Visualization and spatial distribution of β-glucan within cospecies biofilms. (A) Projection image of 42-h cospecies biofilms labeled with an anti-β-glucan antibody (purple), Alexa Fluor 647-dextran (EPS) (red), and ConA-tetramethylrhodamine (C. albicans cells) (blue). The image shows the presence of β-glucan (purple) within the biofilm, while the arrows in the closeup images of selected areas indicate punctate accumulations of β-glucan (A-1) that appear to be localized extracellularly (A-2). (B) Three-dimensional projection of a separate 42-h cospecies biofilm labeled with the anti-β-glucan antibody (purple), GFP (S. mutans cells) (green), and ConA-tetramethylrhodamine (C. albicans cells) (blue). The arrows indicate extracellular accumulations of β-glucan that appear to enmesh the C. albicans cells. Clearly, β-glucan can be found intercalated between C. albicans cells and S. mutans microcolonies, potentially having a structural role.

FIG 9

Expression profiles of S. mutans UA159 genes during the development of cospecies biofilms.
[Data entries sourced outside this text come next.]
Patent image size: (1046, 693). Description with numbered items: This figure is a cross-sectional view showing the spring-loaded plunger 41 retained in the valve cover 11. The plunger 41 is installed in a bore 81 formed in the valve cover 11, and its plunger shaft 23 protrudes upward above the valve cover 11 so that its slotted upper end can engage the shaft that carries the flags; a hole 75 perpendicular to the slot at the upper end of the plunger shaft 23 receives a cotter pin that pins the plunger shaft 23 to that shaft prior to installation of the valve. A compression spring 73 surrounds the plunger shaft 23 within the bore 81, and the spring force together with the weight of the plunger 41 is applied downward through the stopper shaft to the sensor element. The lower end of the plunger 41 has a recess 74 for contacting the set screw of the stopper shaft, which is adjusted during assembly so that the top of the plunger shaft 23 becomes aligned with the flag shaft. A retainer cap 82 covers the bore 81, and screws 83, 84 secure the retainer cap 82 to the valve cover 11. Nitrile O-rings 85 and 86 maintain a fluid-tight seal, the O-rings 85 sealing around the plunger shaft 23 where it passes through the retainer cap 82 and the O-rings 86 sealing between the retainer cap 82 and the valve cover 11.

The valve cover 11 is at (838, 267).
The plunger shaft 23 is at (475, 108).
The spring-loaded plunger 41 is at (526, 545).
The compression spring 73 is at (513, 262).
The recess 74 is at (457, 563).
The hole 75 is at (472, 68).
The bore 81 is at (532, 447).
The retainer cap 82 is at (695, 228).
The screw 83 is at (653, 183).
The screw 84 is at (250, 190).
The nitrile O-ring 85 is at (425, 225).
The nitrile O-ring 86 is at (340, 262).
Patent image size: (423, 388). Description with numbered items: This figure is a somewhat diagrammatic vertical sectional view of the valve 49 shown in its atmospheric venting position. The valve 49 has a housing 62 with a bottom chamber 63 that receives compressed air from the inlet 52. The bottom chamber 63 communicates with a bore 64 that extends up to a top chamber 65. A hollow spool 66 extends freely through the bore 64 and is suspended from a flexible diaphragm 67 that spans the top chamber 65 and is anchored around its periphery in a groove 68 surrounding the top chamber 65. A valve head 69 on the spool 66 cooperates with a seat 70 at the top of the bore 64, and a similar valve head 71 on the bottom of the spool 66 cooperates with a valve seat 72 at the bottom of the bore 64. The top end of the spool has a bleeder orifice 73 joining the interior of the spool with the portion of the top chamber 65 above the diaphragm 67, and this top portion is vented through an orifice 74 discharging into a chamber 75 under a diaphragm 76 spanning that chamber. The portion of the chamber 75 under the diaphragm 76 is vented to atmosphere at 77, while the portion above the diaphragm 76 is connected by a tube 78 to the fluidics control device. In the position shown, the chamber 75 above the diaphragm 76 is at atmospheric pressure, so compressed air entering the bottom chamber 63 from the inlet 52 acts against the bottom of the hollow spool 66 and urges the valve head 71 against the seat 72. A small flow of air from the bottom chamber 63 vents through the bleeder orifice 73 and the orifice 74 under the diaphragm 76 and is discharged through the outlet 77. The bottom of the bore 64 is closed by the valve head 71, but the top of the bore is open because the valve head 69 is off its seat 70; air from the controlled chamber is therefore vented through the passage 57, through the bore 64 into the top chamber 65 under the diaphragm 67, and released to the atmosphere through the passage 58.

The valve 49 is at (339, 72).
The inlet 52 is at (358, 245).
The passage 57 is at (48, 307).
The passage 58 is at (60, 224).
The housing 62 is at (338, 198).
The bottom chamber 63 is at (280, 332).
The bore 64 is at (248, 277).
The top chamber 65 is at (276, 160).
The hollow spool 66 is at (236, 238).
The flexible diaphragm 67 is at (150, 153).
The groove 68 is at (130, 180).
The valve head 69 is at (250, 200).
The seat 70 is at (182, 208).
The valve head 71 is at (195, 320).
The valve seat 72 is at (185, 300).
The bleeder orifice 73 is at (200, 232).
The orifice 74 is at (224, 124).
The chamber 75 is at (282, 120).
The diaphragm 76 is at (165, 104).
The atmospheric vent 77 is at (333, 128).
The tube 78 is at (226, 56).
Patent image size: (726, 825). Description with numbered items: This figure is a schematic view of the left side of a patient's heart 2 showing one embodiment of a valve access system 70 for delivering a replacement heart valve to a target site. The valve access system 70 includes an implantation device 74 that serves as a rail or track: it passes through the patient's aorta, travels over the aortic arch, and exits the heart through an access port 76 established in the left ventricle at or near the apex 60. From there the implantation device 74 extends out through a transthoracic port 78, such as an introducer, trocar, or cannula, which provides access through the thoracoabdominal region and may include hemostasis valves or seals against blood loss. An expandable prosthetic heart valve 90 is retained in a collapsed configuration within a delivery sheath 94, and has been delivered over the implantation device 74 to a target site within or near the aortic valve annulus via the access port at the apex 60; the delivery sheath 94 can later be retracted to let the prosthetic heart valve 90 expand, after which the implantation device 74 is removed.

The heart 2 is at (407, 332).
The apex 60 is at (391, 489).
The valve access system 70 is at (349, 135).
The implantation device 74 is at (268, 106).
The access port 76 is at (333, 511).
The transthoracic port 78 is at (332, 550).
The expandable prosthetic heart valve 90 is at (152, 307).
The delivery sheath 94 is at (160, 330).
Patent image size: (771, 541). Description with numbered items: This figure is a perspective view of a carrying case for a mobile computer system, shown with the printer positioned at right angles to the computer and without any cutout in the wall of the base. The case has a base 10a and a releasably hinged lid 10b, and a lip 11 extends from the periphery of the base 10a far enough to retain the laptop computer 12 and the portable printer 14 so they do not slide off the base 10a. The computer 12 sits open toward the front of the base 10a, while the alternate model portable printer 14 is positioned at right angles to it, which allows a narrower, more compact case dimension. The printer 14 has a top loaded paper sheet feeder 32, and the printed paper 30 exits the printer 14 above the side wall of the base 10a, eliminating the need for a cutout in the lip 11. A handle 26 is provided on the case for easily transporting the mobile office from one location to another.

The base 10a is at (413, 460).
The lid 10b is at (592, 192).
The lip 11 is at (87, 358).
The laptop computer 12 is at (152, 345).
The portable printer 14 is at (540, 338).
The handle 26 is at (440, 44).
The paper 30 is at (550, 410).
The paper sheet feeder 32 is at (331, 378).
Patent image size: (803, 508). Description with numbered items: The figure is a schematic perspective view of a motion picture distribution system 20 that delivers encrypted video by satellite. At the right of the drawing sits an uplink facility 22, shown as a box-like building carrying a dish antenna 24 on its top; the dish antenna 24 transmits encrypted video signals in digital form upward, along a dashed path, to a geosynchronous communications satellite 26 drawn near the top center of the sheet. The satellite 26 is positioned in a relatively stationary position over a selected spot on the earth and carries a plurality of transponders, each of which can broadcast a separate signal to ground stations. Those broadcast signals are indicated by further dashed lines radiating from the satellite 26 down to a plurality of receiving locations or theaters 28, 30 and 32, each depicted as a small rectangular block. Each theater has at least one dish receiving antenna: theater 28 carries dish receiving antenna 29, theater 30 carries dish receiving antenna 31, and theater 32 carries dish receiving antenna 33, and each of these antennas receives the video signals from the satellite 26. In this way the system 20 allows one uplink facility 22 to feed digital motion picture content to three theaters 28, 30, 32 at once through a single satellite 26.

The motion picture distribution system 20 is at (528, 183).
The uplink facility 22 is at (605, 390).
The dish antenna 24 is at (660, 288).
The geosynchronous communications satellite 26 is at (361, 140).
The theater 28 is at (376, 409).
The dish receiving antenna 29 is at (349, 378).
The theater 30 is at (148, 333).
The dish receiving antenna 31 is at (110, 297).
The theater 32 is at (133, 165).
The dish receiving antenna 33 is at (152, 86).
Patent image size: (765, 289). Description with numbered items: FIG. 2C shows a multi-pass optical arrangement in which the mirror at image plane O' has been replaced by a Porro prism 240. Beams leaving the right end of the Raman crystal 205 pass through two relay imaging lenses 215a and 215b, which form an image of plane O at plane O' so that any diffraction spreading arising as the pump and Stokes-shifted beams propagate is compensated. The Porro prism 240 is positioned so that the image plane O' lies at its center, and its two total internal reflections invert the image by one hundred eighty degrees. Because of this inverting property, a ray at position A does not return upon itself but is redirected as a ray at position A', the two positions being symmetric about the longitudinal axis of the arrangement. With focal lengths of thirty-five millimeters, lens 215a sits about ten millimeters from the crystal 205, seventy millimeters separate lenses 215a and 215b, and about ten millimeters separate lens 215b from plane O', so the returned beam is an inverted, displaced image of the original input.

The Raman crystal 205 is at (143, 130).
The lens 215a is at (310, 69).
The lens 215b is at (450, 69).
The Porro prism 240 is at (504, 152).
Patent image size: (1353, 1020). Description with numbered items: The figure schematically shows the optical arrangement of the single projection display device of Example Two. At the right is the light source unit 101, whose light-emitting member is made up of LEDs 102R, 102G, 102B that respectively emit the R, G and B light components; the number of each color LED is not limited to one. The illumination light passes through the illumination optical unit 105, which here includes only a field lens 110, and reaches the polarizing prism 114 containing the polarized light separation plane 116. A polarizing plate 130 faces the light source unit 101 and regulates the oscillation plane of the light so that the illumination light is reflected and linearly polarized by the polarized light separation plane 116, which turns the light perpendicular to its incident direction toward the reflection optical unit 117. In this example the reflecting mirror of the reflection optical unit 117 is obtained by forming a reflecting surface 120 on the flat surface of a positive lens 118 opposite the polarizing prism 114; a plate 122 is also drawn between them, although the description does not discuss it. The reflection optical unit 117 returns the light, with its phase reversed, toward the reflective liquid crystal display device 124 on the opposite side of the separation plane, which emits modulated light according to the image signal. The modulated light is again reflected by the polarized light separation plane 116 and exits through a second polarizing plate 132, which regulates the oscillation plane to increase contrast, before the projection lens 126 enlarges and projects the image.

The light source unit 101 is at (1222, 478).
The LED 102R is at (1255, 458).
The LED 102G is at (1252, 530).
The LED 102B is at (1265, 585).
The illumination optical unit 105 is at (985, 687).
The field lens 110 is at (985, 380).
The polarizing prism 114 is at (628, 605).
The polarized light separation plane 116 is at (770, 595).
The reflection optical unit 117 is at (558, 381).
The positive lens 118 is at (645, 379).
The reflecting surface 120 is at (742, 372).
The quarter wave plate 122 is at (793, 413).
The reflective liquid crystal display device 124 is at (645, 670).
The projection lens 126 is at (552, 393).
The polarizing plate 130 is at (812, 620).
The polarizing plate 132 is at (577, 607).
The expression of selected S. mutans genes associated with EPS synthesis (A), EPS degradation and binding (B), and acid stress survival (C) is shown. The data (gene expression in cospecies biofilms relative to that in single-species S. mutans biofilms, represented by the black bars) are depicted as the mean ± standard deviation (n = 8). An asterisk indicates that the expression level of a specific S. mutans gene is significantly different for single-species and cospecies biofilms (P, <0.05).